Patel and Terasaki showed in 1969 that a positive cytotoxic crossmatch between a patient and donor due to pre-formed donor specific HLA antibodies (DSA) was associated with hyperacute rejection in kidney transplantation. This lead to a positive cytotoxic crossmatch becoming an absolute contraindication to transplantation in the absence of antibody removal. More recently however, improvements in immunosuppression and antibody definition have lead to a shift from a simplistic Pos/Neg. veto on transplantation to one of an assessment of the immunological risk posed.
HLA antibodies are known to contribute to all categories of rejection, including the Hyperacute, Accelerated, Acute and Chronic phases. Hyperacute rejection occurs within minutes and is due to pre-formed DSA present at the time of transplantation. Accelerated rejection takes place within days and is usually due to a memory or anamnestic response to pre-formed DSA which are absent at the time of transplantation. Acute rejection occurs within days or weeks and is usually due to de-novo DSA. Terasaki and others have also demonstrated a role for DSA in chronic rejection, though the timing of antibody formation and chronic rejection do not always coincide.
Consideration of the immunological risk associated with kidney transplantation needs to take into account the timing, duration, priming source, titre and specificity of any DSA. Antibodies formed as a result of transfusion are often IgM and IgG and may not be long lasting. Antibodies formed after transplantation or pregnancy are often IgG and involve immunological memory.
Gebel et al have proposed three levels of immunological risk associated with kidney transplantation, High, Intermediate and Low. In the UK, these categories have been incorporated into the BHSI/BTS guidelines on clinically relevant alloantibodies. Though the guidelines deal mainly with anti-HLA antibodies, other antibodies such as anti-ABO and anti-endothelial cell antibodies are also relevant.
High immunological risk is indicated when the patient has circulating antibodies specific for mismatched donors HLA antigens. An example is a T + B cell Complement Dependent Cytotoxicity (CDC) current sample positive crossmatch in the presence of HLA class I DSA. This carries a high risk of Hyperacute rejection in the absence of desensitisation. Another example of a High risk transplant is a B cell CDC current sample positive crossmatch in the presence of HLA class II DSA. Transplants can also be high risk if only the historical sample is positive. For example a T + B cell CDC historical sample positive, current sample negative crossmatch in the presence of HLA class I DSA or a B cell only CDC historical sample positive, current sample negative crossmatch in the presence of HLA class II DSA are both High risk. Both have the potential to trigger an anamnestic or memory T and/or B cell response resulting in Accelerated rejection. In most cases, High risk transplants would be avoided unless as part of a validated desensitisation program.

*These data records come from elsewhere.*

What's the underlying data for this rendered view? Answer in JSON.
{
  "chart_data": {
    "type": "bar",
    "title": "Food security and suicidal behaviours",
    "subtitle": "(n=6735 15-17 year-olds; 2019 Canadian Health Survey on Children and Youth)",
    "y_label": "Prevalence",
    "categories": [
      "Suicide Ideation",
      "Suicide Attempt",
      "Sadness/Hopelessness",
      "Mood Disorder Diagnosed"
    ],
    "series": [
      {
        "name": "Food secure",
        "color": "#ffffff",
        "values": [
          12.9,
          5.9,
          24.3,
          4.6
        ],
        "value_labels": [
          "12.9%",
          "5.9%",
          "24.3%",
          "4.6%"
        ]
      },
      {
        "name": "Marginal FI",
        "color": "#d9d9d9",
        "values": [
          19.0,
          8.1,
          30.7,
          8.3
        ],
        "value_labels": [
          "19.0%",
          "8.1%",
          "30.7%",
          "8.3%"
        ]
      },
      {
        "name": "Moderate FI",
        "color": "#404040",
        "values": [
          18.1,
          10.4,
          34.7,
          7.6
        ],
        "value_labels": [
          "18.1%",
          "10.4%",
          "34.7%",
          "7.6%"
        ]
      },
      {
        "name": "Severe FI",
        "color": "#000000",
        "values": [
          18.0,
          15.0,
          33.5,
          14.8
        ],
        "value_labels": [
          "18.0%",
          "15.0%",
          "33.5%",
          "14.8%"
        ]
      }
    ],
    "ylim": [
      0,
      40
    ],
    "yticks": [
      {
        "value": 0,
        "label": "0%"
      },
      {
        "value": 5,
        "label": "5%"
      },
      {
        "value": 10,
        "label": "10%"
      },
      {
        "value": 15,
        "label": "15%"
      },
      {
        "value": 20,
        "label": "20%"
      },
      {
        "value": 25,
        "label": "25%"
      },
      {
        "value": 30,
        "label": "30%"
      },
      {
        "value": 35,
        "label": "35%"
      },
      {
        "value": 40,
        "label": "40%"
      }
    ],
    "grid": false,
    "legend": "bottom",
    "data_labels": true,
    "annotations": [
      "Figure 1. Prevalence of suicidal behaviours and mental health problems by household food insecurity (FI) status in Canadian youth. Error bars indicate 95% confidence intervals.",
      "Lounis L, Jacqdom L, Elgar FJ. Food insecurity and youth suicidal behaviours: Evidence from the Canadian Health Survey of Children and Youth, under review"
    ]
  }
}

Intermediate immunological risk is indicated by a flowcytometry positive, CDC negative crossmatch result with both current and historical samples in the presence of HLA class I DSA. Examples include T + B cell flow Pos, CDC Neg. current and historical samples in the presence of HLA class I DSA. Another example of an Intermediate risk transplant is a B cell only positive CDC current and historical sample in the presence of weak IgG HLA class I DSA.
With Intermediate risk transplants, a clinical assessment is needed on the relative risk of proceeding to transplant with augmented immunosuppression and close post transplant monitoring versus remaining on the waiting list in the hope of obtaining a better match or taking part in a paired exchange if a live donor is available. Patients do die on the waiting list. The decision to transplant will be influenced by the experience of the transplant team and the H&I laboratory when it comes to monitoring and managing such patients, as well as the length of time the patient has already been on the waiting list, the cPRA and the matchability of the patient.
Low immunological risk is indicated when the crossmatch result is negative and the patient is unsensitised. Low immunological risk is also indicated when the crossmatch result is negative, even if the patient is sensitised, provided the sensitisation is clearly shown to be IgM only, is clearly shown to be Auto only or is otherwise considered to be non HLA.
Low immunological risk is also indicated when the crossmatch result is negative and any HLA antibodies present in the current and historical samples of the patient are not donor specific. In addition, Low immunological risk is also indicated when the crossmatch result is negative and any HLA class I or II IgG DSA detected in either the current or historical samples of the patient are detectable by Luminex SABs only.
Finally Low immunological risk is indicated when the crossmatch result is positive but the patient is either unsensitised or any HLA antibodies present in the current and historical samples are not donor specific.
Assessment of the immonological risks associated with a transplant requires close co-operation between the H&I laboratory and the transplant team. The lab should be informed of all potential sensitising event, including previous transplants, skin grafts, transfusion, pregnancies, miscarriages if known and recent infections or vaccinations. The laboratory crossmatch report to the transplant team should include appropriate advice on the clinical relevance of the results.